С дерева сорвалась груша, запрыгала по ветвях, упала на корневище, и снова благословенная тишина, и веяние увядших бархатцев, и дыхание или вздох земли.
— Как хорошо на свете, — говорит про себя дед. Стоя на латке спорыша, он перебирает свои видения, печали и думы. К нему тянется лошадь, и он кладет ей руку на гриву. — Сейчас и ты будешь отдыхать. Пора… Михаил, а мы, слышишь, мы не будем будить ни бабушку, ни мать, — натрудились, намыкались они за день, пусть отдыхают на здоровье. Ляжем себе в риге на сене и выспимся на славу. Не так я говорю?
— Да, в риге и просторнее, и здоровее, — опять же отвечаю словами деда.
— Верно. Ты у меня молодец. Вот тебе одеяло, вылезай на сено. Я скоро приду к тебе.
Ветерок покачивал его большие косматые брови и тени под ними, подбивал их на высокий лоб, где в каждой морщине лежат года, лишения, бесконечный труд и непереводной пот.
— Только не задерживайтесь.
— А почему я должен задерживаться? Разве у меня такими внуками поле засеяно?
— Да, вы всегда так говорите, а потом садитесь у окна, где бабушка спит.
— Сейчас не сяду, потому что холодно, — хорошо-хорошо улыбнулся мне дед, что-то подумал свое и махнул рукой: — Иди уж.
Шатаясь, вхожу в сарай, лезу на засторонок с луговым сеном, укрываюсь, и сразу сладкая дремота приближает к моим глазам и далекие Майданы, и трех всадников на дороге, и близкую школу. Там спросят, как меня зовут и хочу ли я учиться. Я скажу, что хочу, и пусть учительница не очень печалится — право слово, наверстаю упущенное.
А чего же так долго дедушка не приходят? Я еле-еле открываю отяжелевшие веки и приподнимаюсь.

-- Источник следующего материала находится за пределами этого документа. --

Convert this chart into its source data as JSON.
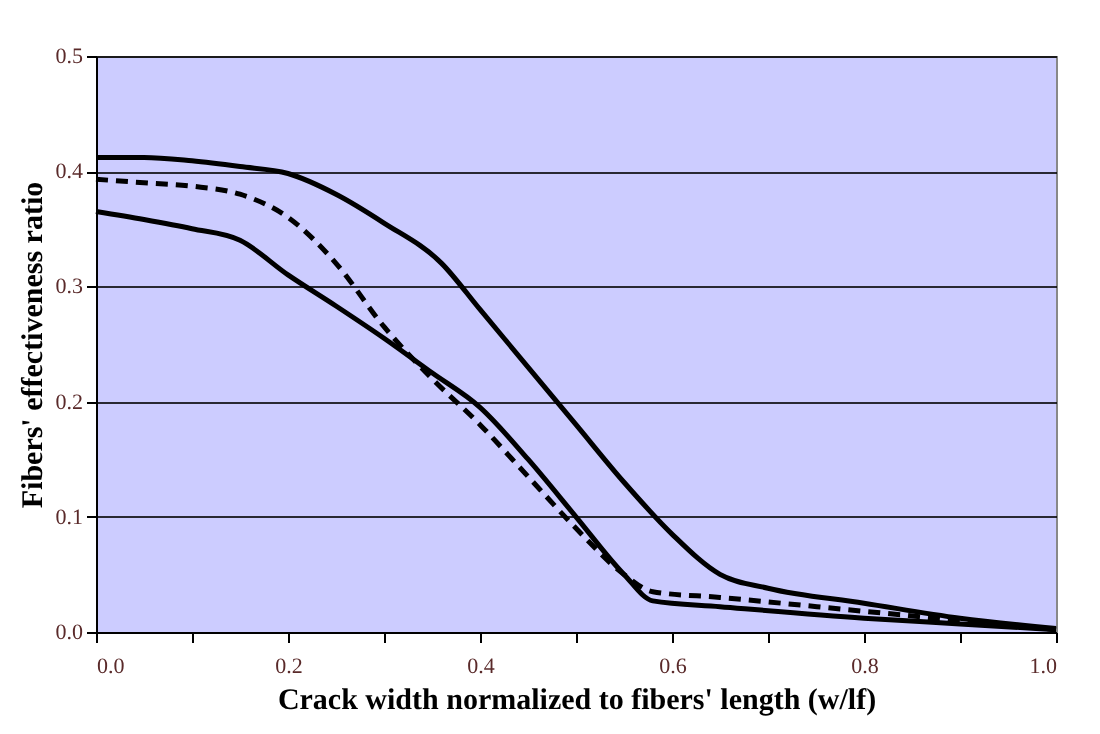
{
  "chart_data": {
    "type": "line",
    "xlabel": "Crack width normalized to  fibers' length (w/lf)",
    "ylabel": "Fibers' effectiveness ratio",
    "xlim": [
      0,
      1
    ],
    "ylim": [
      0,
      0.5
    ],
    "xticks": [
      {
        "value": 0,
        "label": "0.0"
      },
      {
        "value": 0.1,
        "label": null
      },
      {
        "value": 0.2,
        "label": "0.2"
      },
      {
        "value": 0.3,
        "label": null
      },
      {
        "value": 0.4,
        "label": "0.4"
      },
      {
        "value": 0.5,
        "label": null
      },
      {
        "value": 0.6,
        "label": "0.6"
      },
      {
        "value": 0.7,
        "label": null
      },
      {
        "value": 0.8,
        "label": "0.8"
      },
      {
        "value": 0.9,
        "label": null
      },
      {
        "value": 1,
        "label": "1.0"
      }
    ],
    "yticks": [
      {
        "value": 0,
        "label": "0.0"
      },
      {
        "value": 0.1,
        "label": "0.1"
      },
      {
        "value": 0.2,
        "label": "0.2"
      },
      {
        "value": 0.3,
        "label": "0.3"
      },
      {
        "value": 0.4,
        "label": "0.4"
      },
      {
        "value": 0.5,
        "label": "0.5"
      }
    ],
    "grid": "y",
    "marker": "none",
    "series": [
      {
        "color": "#000000",
        "line_style": "solid",
        "x": [
          0,
          0.05,
          0.1,
          0.15,
          0.2,
          0.25,
          0.3,
          0.36,
          0.4,
          0.45,
          0.5,
          0.55,
          0.6,
          0.65,
          0.7,
          0.8,
          0.9,
          1.0
        ],
        "values": [
          0.412,
          0.412,
          0.409,
          0.404,
          0.398,
          0.38,
          0.355,
          0.32,
          0.28,
          0.23,
          0.18,
          0.13,
          0.085,
          0.05,
          0.038,
          0.025,
          0.012,
          0.003
        ]
      },
      {
        "color": "#000000",
        "line_style": "dashed",
        "x": [
          0,
          0.05,
          0.1,
          0.15,
          0.2,
          0.25,
          0.3,
          0.35,
          0.4,
          0.45,
          0.5,
          0.55,
          0.58,
          0.65,
          0.8,
          0.9,
          1.0
        ],
        "values": [
          0.393,
          0.39,
          0.387,
          0.38,
          0.36,
          0.32,
          0.265,
          0.22,
          0.18,
          0.135,
          0.09,
          0.05,
          0.035,
          0.03,
          0.018,
          0.01,
          0.002
        ]
      },
      {
        "color": "#000000",
        "line_style": "solid",
        "x": [
          0,
          0.05,
          0.1,
          0.15,
          0.2,
          0.25,
          0.3,
          0.35,
          0.4,
          0.45,
          0.5,
          0.55,
          0.58,
          0.65,
          0.8,
          0.9,
          1.0
        ],
        "values": [
          0.365,
          0.358,
          0.35,
          0.34,
          0.31,
          0.283,
          0.255,
          0.225,
          0.195,
          0.15,
          0.1,
          0.05,
          0.027,
          0.022,
          0.012,
          0.007,
          0.002
        ]
      }
    ]
  }
}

Сквозь щели между стволами деревьев в сарай падают раскосмаченные лунные полосы, возле одной из них вдруг начинает сонно дышать и подниматься земля — крот роет свою шапку. Около сарая фыркнула лошадь, дед что-то тихо сказал ей. Это меня успокоило, и я куда-то начал лететь, уже не слыша, как горе входило в наш двор…
Дедушка, напоив лошадь, почему-то начал сновать двором и огородом, разговаривая с ними, и с людьми, приходящими ему на память. Когда сон начал и его морить, он подошел к хате, сел на завалинке под окном, возле которого отдыхала его неутомимая жена…
Вот уже и жизнь их прошла, но до сих пор мои старики жили, как молодые: не только на людях, но и между собой они всегда были деликатны, внимательны, приветливы.
Умели уважать и добрых людей, и молчаливую скотину, и святой труд, и святой хлеб, только не умели уважать свое здоровье.